Robert Klatt
Ein neues Brain-Computer-Interface (BCI) und eine Künstliche Intelligenz (KI) übersetzen die Hirnaktivität einer Schlaganfallpatientin nahezu in Echtzeit in Text oder gesprochene Sprache. In Zukunft könnte das System Menschen mit Sprachstörungen ihre Sprachfähigkeit zurückgeben.
Berkeley (U.S.A.). Ein Schlaganfall beschädigt bei vielen Betroffenen das Sprachnetzwerk des Gehirns. Es kann dadurch zu Sprachstörungen kommen, die in der Medizin als Aphasie bezeichnet werden. Manche Patienten können ihre sprachlichen Fähigkeiten wiedererlangen, während andere diese für immer verlieren. Die Wissenschaft arbeitet deshalb an Brain-Computer-Interfaces (BCIs), die die elektrischen Signale der Sprache direkt aus dem Gehirn auslesen und diese in Text oder computergenerierte Sprache umwandeln. BCIs hatten bisher jedoch deutliche Verzögerungen zwischen der Formulierung der Sätze in den Gedanken und der Ausgabe.

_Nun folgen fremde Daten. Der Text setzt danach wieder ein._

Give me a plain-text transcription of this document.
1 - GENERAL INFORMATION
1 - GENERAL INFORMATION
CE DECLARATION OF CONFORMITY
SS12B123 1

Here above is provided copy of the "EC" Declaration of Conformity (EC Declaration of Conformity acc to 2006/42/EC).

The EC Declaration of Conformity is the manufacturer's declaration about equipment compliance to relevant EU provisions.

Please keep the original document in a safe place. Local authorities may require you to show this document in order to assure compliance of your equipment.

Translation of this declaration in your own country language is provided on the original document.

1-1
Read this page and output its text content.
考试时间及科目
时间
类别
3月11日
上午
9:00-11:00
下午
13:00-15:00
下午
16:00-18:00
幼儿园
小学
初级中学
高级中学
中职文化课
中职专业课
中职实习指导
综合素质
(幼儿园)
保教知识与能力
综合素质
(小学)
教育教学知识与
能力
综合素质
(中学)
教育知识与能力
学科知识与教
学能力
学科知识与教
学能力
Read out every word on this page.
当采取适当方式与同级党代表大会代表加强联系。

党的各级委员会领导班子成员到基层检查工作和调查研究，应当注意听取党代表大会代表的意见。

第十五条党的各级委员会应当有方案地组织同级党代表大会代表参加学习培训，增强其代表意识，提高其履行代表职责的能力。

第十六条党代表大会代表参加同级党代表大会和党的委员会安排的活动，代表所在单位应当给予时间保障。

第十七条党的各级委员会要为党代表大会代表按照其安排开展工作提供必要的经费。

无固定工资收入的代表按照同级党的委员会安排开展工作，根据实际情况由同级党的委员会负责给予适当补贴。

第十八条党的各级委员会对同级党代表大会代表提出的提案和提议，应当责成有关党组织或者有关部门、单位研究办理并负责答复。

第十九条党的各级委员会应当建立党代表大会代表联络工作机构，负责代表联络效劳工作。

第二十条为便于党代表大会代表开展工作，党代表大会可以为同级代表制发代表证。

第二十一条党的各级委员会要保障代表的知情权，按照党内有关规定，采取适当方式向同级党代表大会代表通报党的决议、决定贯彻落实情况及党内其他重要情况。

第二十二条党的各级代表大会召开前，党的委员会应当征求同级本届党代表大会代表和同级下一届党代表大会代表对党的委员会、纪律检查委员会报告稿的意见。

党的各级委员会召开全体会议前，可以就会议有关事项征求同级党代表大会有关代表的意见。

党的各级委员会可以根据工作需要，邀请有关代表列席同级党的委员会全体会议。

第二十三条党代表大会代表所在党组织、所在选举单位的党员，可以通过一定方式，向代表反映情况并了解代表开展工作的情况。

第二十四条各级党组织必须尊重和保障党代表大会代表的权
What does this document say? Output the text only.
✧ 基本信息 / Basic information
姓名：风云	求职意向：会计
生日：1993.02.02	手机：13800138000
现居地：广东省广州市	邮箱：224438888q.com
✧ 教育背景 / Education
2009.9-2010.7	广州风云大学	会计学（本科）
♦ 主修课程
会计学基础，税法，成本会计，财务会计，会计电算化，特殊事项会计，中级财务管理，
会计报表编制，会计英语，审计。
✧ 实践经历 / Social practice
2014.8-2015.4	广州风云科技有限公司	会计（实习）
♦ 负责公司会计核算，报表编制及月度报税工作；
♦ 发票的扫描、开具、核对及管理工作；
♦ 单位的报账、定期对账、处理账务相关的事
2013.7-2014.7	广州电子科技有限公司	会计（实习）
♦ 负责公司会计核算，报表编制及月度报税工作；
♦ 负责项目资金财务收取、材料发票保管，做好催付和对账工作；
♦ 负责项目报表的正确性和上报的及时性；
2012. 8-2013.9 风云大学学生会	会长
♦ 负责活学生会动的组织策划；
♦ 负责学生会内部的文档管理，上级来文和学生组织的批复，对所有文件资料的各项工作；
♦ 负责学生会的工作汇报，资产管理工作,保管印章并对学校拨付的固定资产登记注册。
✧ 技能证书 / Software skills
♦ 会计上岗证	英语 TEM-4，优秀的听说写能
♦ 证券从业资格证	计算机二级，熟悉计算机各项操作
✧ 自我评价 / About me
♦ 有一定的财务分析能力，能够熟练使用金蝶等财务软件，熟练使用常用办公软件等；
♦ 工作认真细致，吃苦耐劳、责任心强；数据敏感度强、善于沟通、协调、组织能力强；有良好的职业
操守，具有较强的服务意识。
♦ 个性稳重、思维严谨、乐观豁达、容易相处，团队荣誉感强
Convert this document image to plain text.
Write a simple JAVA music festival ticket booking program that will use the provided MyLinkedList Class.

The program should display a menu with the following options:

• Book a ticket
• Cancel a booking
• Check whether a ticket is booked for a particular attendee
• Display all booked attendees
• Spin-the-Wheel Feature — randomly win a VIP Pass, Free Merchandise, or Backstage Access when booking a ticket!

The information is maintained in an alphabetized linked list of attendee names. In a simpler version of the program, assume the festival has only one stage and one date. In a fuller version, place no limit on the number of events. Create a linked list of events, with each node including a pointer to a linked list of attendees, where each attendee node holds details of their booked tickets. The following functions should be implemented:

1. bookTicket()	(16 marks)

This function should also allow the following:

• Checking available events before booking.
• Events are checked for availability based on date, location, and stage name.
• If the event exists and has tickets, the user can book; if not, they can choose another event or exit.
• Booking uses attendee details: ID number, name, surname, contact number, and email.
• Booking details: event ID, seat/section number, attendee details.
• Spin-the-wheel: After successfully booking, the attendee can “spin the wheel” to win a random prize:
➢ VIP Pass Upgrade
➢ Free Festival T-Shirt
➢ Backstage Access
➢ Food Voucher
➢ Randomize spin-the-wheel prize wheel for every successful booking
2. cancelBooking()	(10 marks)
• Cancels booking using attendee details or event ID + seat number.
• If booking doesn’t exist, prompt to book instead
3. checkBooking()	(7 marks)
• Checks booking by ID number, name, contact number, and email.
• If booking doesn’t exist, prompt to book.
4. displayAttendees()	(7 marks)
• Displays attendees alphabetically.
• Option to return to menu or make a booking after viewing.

Forscher der University of California, Berkeley (UC Berkeley) haben nun ein neues BCI vorgestellt, das die Gehirnaktivität nahezu in Echtzeit als Text oder als Sprache ausgeben kann. Laut der Publikation im Fachmagazin Nature Neuroscience ist es gelungen, die starke Verzögerung zu entfernen, indem das neue Gerät die Gehirnaktivität kontinuierlich verarbeitet, also noch während der Mensch gedanklich einen Satz formuliert.
Das neue BCI wird aktuell mit drei Probanden erprobt. Es wurden bisher nur Ergebnisse einer Patientin veröffentlicht, die ihre Sprechfähigkeit nach einem Schlaganfall verloren hat. Der Patientin wurde ein Implantat mit 253 Elektrodenkanälen über dem motorischen Sprachzentrum eingepflanzt, das permanent die Gehirnaktivität in diesem Bereich überwacht.
Um die Gehirnaktivität in einen Text oder Sprachausgaben zu übersetzen, nutzen die Forscher eine Künstliche Intelligenz (KI). Die haben sie trainiert, indem die Patienten vorgegebene Sätze aus 1.024 vorgegebenen Wörtern gedanklich formuliert hat und die dabei entstandene Gehirnaktivität aufgezeichnet wurde. Es konnte so ermittelt werden, welche Signale zu welchen Wörtern gehören.
Anschließend hat die Probandin gedanklich weitere Sätze formuliert, um zu überprüfen, ob die KI diese korrekt ausgeben kann. Die Verzögerung der Ausgabe lag bei nur einer Sekunde, während ältere BCIs dafür 20 Sekunden und mehr benötigen. Die Fehlerrate bei der Textausgabe (23,9 %) und der Sprachausgabe (45,3 %) waren jedoch noch zu hoch, um das Gerät im klinischen Alltag nutzen zu können. Bisher ist das BCI somit nur eine technische Machbarkeitsdemonstration, die noch weiterentwickelt werden muss.